The Things We Cannot Say - 4*
1940s & 2019, Poland, Nazis, farm life, resistance, escape, survival, autism

Once a Midwife - 3*
1940s, rural West Virginia, farm life, conscientious objector, midwifery

Silas Marner - 4*
1830s, rural English village, weaver, loneliness, adoption. I liked this one, but of the two George Eliots I have read, I liked Adam Bede more.

Beloved - 3-1/2*
1860s-70s, rural Cincinnati area, getting by on little, supernatural - not my cup at all.

42marell
Mar 8, 2022, 2:35 pm

>41 countrylife: I don’t know why the touchstone won’t work for this book. I took out the brackets around the title. If you click on the author the correct book comes up. One time the book came up as a zombie book! Now it’s a book about Australia. Weird.

43countrylife
Mar 8, 2022, 6:25 pm

>42 marell: -- In the Touchstones column, you have to click on "others" to get the other titles to show up.

44marell
Mar 8, 2022, 7:01 pm

45rocketjk
Modifié : Fév 11, 2023, 8:27 pm

A full year late, but . . .

I've just finished Jayber Crow by Wendell Berry. This is a beautiful reverie of a novel about life in the small, rural Kentucky river town of Port William, the people who live and, especially, farm there and the changes that gradually drain the life out of the town's way of life over the years, from the 1910s through the 1980s. The story is told via a sort of fictional talking memoir by the title character. Born near the town in the 1914, Jonah Crow is orphaned not once, but twice. His parents are killed by the Spanish flu when he is a small boy, and Jonah is taken in by an aunt and uncle. But when they die, too, Jonah lands in an orphanage at age 10, finally returning to Port William as a young man and quickly becoming the town barber. Jonah, whose name gradually evolves until he is known by one and all as Jayber, is an outsider many times over. As an orphan, he is separated from the general flow of life of Port William, which flows via family life from generation to generation. As the proprietor of a business that will barely support one person, he has sentenced himself, knowingly, to a life of bachelorhood in a community that, again, values family. All this is an effective strategy by Berry to create in his character the ultimate observer of and commentator about the life of the town and the gradual death of its way of life.

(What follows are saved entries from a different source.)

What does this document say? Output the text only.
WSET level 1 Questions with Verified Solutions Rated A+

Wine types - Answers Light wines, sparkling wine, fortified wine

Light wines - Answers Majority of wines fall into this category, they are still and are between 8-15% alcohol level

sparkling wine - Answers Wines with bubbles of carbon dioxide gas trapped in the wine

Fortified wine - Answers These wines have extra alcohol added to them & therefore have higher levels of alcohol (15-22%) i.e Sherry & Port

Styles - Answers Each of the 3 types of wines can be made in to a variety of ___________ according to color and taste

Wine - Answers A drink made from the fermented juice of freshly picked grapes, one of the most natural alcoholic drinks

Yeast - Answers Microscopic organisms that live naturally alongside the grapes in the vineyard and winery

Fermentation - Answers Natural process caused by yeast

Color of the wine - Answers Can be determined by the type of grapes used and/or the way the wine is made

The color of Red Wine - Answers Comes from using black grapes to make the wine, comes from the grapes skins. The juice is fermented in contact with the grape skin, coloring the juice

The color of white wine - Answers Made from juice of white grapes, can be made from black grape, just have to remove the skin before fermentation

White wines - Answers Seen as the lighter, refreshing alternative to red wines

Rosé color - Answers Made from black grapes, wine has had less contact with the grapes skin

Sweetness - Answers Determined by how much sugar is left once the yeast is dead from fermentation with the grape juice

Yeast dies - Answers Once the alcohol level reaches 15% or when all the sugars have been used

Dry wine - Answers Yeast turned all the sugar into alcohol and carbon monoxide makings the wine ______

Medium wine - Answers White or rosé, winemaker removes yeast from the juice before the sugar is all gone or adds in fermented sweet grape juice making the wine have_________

The wonderful strengths of this book are Berry's powers of observation and description, his obvious love of his fictional town, its people and rhythms and its natural setting. Berry is also a poet, and as one of the blurbs on the back of my edition of this book points out, that poetic facility is readily evident in the ebb and flow of Berry's sentences and paragraphs. There is love and sadness in this book, but also much gladness and humor.

46rocketjk
Mai 16, 2023, 5:59 pm

I finished Bruce Chatwin's On the Black Hill, which is about two-thirds an historical novel, as it follows a Welsh farming family, and particularly a pair of twin brothers, from the turn of the 20th century into the 1980s. Lovely writing with lots of acute insight into human nature, but also the psychological dangers of living too insular a life. I found it to be a very enjoyable book in many ways, but not a relaxing novel. Chatwin was born in England rather than Wales, but he seems to have had a strong if somewhat romanticized grasp of Welsh farm life through the 20th century.